New Firmware Flaws Resurrect Cold Boot Attacks
14.9.2018 securityweek Attack
Researchers discovered that the firmware running on nearly all modern computers is vulnerable to cold boot attacks that can allow hackers to recover highly sensitive data from the device’s memory.
A cold boot attack is a side-channel attack that allows an attacker with physical access to a computer to obtain encryption keys, passwords and other data from the device’s random access memory (RAM) after a cold or hard reboot (i.e. the computer is restarted suddenly without going through the normal shutdown process). The data can remain in memory for tens of seconds or several minutes, but the time window for an attack can be extended to hours by cooling memory modules with liquid nitrogen or compressed air to slow down the degradation process.
Cold boot attacks have been known for a decade and device manufacturers have implemented mechanisms that should prevent them by overwriting the content of the memory once the system boots again.
However, researchers at Finland-based cybersecurity firm F-Secure claim to have found a way to resurrect cold boot attacks using weaknesses found in the firmware of many modern computers. Since the method requires physical access to the targeted device, the attack can be highly efficient against laptops, which can more easily be stolen.
The vulnerabilities found by researchers are said to affect devices from several major vendors, including Dell, Lenovo, and Apple. F-Secure has reported its findings to companies such as Intel, Apple and Microsoft, but says there is no easy fix.
F-Secure security consultants Olle Segerdahl and Pasi Saarinen have found a way to perform cold boot attacks by making physical changes to the device’s hardware.
Manipulating the hardware can allow an attacker to disable the feature designed to overwrite memory after a reboot, and configure the device to boot from an external device. The attacker can then perform a cold boot attack using a specially crafted USB device. The USB drive will contain software that allows the attacker to dump the content of the pre-boot memory to a file.
“It’s not exactly easy to do, but it’s not a hard enough issue to find and exploit for us to ignore the probability that some attackers have already figured this out,” Segerdahl explained. “It’s not exactly the kind of thing that attackers looking for easy targets will use. But it is the kind of thing that attackers looking for bigger phish, like a bank or large enterprise, will know how to use.”
Until permanent patches are made available, users can mitigate attacks by configuring devices to shut down or hibernate instead of sleeping when they’re not used, and, in the case of Windows computers, configure BitLocker to prompt for a PIN whenever the device starts.
Implementing these measures still allows cold boot attacks, but ensures that no valuable data is left in the memory.
After being notified by F-Secure, Microsoft updated its BitLocker countermeasures page with instructions on how attacks can be mitigated. Apple said Macs equipped with T2 chips include security mechanisms that should protect devices against cold boot attacks, and advised users of devices without the T2 chips to set a firmware password.
Experts have advised enterprises to implement an incident response plan for scenarios where their devices are lost or stolen.
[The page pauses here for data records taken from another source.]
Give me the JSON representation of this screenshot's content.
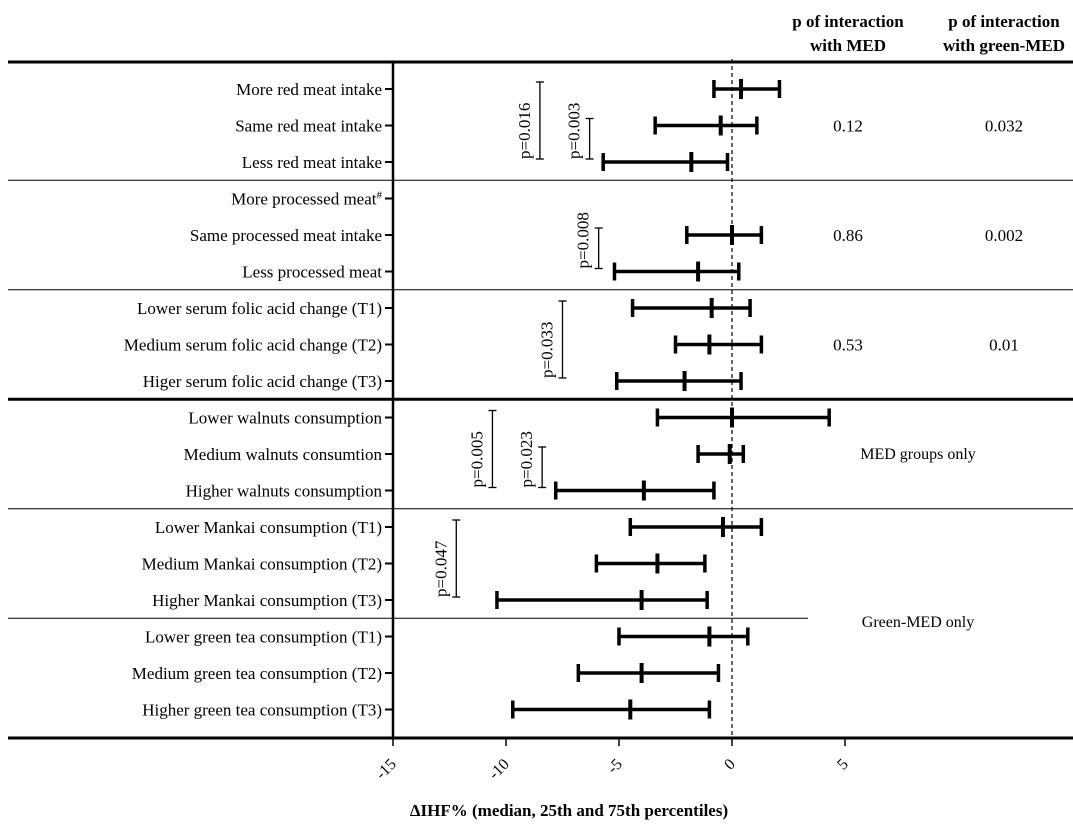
{
  "header": {
    "col_med": [
      "p of interaction",
      "with MED"
    ],
    "col_green": [
      "p of interaction",
      "with green-MED"
    ]
  },
  "chart_data": {
    "type": "forest",
    "xlabel": "ΔIHF% (median, 25th and 75th percentiles)",
    "xlim": [
      -15,
      7.5
    ],
    "xticks": [
      -15,
      -10,
      -5,
      0,
      5
    ],
    "reference_line": 0,
    "rows": [
      {
        "label": "More red meat intake",
        "median": 0.4,
        "p25": -0.8,
        "p75": 2.1
      },
      {
        "label": "Same red meat intake",
        "median": -0.5,
        "p25": -3.4,
        "p75": 1.1
      },
      {
        "label": "Less red meat intake",
        "median": -1.8,
        "p25": -5.7,
        "p75": -0.2
      },
      {
        "label": "More processed meat",
        "label_suffix": "#",
        "median": null,
        "p25": null,
        "p75": null
      },
      {
        "label": "Same processed meat intake",
        "median": 0.0,
        "p25": -2.0,
        "p75": 1.3
      },
      {
        "label": "Less processed meat",
        "median": -1.5,
        "p25": -5.2,
        "p75": 0.3
      },
      {
        "label": "Lower serum folic acid change (T1)",
        "median": -0.9,
        "p25": -4.4,
        "p75": 0.8
      },
      {
        "label": "Medium serum folic acid change (T2)",
        "median": -1.0,
        "p25": -2.5,
        "p75": 1.3
      },
      {
        "label": "Higer serum folic acid change (T3)",
        "median": -2.1,
        "p25": -5.1,
        "p75": 0.4
      },
      {
        "label": "Lower walnuts consumption",
        "median": 0.0,
        "p25": -3.3,
        "p75": 4.3
      },
      {
        "label": "Medium walnuts consumtion",
        "median": -0.1,
        "p25": -1.5,
        "p75": 0.5
      },
      {
        "label": "Higher walnuts consumption",
        "median": -3.9,
        "p25": -7.8,
        "p75": -0.8
      },
      {
        "label": "Lower Mankai consumption (T1)",
        "median": -0.4,
        "p25": -4.5,
        "p75": 1.3
      },
      {
        "label": "Medium Mankai consumption (T2)",
        "median": -3.3,
        "p25": -6.0,
        "p75": -1.2
      },
      {
        "label": "Higher Mankai consumption (T3)",
        "median": -4.0,
        "p25": -10.4,
        "p75": -1.1
      },
      {
        "label": "Lower green tea consumption (T1)",
        "median": -1.0,
        "p25": -5.0,
        "p75": 0.7
      },
      {
        "label": "Medium green tea consumption (T2)",
        "median": -4.0,
        "p25": -6.8,
        "p75": -0.6
      },
      {
        "label": "Higher green tea consumption (T3)",
        "median": -4.5,
        "p25": -9.7,
        "p75": -1.0
      }
    ],
    "group_dividers_after_row": [
      {
        "after": 2,
        "style": "thin",
        "span": "full"
      },
      {
        "after": 5,
        "style": "thin",
        "span": "full"
      },
      {
        "after": 8,
        "style": "thick",
        "span": "full"
      },
      {
        "after": 11,
        "style": "thin",
        "span": "full"
      },
      {
        "after": 14,
        "style": "thin",
        "span": "partial"
      }
    ],
    "pvalue_brackets": [
      {
        "text": "p=0.016",
        "x": -8.5,
        "from_row": 0,
        "to_row": 2
      },
      {
        "text": "p=0.003",
        "x": -6.3,
        "from_row": 1,
        "to_row": 2
      },
      {
        "text": "p=0.008",
        "x": -5.9,
        "from_row": 4,
        "to_row": 5
      },
      {
        "text": "p=0.033",
        "x": -7.5,
        "from_row": 6,
        "to_row": 8
      },
      {
        "text": "p=0.005",
        "x": -10.6,
        "from_row": 9,
        "to_row": 11
      },
      {
        "text": "p=0.023",
        "x": -8.4,
        "from_row": 10,
        "to_row": 11
      },
      {
        "text": "p=0.047",
        "x": -12.2,
        "from_row": 12,
        "to_row": 14
      }
    ],
    "interaction_pvalues": [
      {
        "rows": [
          0,
          2
        ],
        "med": "0.12",
        "green_med": "0.032"
      },
      {
        "rows": [
          3,
          5
        ],
        "med": "0.86",
        "green_med": "0.002"
      },
      {
        "rows": [
          6,
          8
        ],
        "med": "0.53",
        "green_med": "0.01"
      }
    ],
    "section_notes": [
      {
        "text": "MED groups only",
        "at_row": 10
      },
      {
        "text": "Green-MED only",
        "at_row": 14.6
      }
    ]
  }
}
“A quick response that invalidates access credentials will make stolen laptops less valuable to attackers. IT security and incident response teams should rehearse this scenario and make sure that the company’s workforce knows to notify IT immediately if a device is lost or stolen,” said Segerdahl. “Planning for these events is a better practice than assuming devices cannot be physically compromised by hackers because that’s obviously not the case.”